Nurul Nuha confirmed, in a statement, that the Petition for the Pardon had been submitted to Istana Negara for the Agong’s attention.
“An appeal for a royal pardon has been submitted. The courts may have pronounced a guilty verdict but our father, and we as a family continue to state that he is innocent,” she said in the statement. “By virtue of Article 42 of the Federal Constitution, we hope that the Royal institution would in the name of justice based on the entire facts grant an appeal.”
The family, she stressed, she said would continue to pursue and exhaust all available legal means to free Anwar.
PKR veteran Sivarasa Rasiah, one of Anwar’s lawyers, said on Monday the legal team will apply for a review of the decision under Rule 137 of the Federal Court Rules as a judicial review was not possible for a criminal conviction.
The Federal Court, on February 10, saw no reason to interfere with an earlier Court of Appeal decision to convict Anwar on a sodomy charge and sentence him to five years in jail.
The Bar Council, in an initial reaction, said that Anwar had been convicted of a victimless offence and implied that there was no law on this.
On the role and function of the Yang di-Pertuan Agong and the State Rulers, the Federal Constitution is largely fashioned on the British model but with local adaptations, according to Law Professor Shad Faruqi in an advisory written in 2006 for Australian journalists who raised the case of Anwar.
“The Agong has the power to grant pardons, reprieves and respites. On any constitutional question, he can refer a matter to the Federal Court for the court’s advisory opinion.”

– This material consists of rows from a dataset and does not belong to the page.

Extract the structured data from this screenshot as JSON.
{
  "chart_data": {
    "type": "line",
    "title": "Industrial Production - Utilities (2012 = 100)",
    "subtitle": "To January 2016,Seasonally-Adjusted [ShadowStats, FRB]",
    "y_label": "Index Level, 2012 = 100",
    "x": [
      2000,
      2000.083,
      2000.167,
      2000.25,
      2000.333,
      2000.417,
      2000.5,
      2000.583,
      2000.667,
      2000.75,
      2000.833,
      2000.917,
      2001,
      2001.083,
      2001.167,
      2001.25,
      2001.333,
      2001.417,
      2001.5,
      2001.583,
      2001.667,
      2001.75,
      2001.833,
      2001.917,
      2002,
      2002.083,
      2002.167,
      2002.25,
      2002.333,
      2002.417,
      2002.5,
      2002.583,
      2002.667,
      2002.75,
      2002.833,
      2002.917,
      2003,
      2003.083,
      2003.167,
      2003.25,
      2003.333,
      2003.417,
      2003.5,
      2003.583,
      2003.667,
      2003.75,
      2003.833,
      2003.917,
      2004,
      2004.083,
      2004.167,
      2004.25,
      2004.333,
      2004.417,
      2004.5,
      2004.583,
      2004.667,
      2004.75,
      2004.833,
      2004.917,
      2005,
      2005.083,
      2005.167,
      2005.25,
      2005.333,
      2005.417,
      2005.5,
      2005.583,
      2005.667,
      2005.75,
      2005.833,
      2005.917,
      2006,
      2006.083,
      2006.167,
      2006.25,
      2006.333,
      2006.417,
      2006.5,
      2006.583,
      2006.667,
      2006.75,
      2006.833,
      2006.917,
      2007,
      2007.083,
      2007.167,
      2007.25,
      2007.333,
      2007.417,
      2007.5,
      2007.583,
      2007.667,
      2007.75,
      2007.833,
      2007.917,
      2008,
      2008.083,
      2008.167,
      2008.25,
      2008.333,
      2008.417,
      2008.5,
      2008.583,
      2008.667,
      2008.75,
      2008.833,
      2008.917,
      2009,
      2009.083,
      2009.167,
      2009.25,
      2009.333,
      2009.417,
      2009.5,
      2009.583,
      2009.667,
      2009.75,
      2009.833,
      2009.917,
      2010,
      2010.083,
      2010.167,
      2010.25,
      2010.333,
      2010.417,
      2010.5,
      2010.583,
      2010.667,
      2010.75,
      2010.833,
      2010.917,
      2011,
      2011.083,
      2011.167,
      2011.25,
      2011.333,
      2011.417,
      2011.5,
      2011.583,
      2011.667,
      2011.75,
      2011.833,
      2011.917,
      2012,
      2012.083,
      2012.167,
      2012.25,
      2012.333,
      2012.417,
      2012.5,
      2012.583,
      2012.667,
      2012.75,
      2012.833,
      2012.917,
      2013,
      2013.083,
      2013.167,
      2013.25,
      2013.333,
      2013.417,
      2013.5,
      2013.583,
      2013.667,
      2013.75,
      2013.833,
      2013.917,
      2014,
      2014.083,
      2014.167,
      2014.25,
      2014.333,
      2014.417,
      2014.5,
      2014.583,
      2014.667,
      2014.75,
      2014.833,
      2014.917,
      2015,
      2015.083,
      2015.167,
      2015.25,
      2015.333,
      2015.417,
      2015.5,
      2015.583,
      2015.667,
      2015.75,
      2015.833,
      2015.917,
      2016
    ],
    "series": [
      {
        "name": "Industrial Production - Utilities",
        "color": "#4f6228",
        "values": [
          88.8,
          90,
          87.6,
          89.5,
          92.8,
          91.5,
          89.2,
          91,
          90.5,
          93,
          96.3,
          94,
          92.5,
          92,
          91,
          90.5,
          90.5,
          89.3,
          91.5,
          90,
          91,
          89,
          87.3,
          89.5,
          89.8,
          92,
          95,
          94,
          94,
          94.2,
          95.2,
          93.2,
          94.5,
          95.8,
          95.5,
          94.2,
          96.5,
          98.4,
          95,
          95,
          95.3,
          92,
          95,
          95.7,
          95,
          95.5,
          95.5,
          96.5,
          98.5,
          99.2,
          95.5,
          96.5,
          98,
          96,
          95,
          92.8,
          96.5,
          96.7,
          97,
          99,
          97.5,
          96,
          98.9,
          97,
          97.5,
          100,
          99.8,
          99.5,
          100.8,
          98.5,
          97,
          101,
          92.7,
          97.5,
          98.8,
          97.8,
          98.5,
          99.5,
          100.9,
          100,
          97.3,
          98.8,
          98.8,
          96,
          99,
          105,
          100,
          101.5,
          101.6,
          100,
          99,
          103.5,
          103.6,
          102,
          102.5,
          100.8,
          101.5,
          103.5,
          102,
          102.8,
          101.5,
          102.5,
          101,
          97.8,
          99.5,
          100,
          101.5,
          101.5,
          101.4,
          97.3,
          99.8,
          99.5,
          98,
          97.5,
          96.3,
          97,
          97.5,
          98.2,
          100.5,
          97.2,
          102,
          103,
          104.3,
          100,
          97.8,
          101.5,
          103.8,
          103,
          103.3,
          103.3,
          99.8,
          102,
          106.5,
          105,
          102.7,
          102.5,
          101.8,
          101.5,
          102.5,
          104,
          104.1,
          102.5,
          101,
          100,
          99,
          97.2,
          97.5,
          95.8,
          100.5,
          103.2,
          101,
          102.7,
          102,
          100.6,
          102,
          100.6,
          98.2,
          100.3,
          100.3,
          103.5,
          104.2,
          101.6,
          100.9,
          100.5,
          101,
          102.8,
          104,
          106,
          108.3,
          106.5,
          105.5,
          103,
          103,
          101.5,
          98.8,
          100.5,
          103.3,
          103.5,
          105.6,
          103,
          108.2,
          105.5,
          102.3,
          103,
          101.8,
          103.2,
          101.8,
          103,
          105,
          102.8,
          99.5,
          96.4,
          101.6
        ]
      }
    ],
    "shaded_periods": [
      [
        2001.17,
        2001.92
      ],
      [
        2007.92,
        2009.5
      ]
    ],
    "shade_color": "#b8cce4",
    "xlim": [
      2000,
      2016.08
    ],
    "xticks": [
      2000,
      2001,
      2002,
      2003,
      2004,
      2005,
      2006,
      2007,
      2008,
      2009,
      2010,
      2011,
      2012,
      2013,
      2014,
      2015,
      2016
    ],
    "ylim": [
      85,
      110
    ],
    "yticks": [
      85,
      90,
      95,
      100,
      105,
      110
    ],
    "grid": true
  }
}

The British Queen’s judicial powers are now very minimal and there is only really one which is used on a regular basis, with others having been delegated to judges and parliament through time:
Royal Pardon – The Royal Pardon was originally used to retract death sentences against those wrongly convicted. It is now used to correct errors in sentencing and was recently used to give a posthumous pardon to WW2 codebreaker, Alan Turing.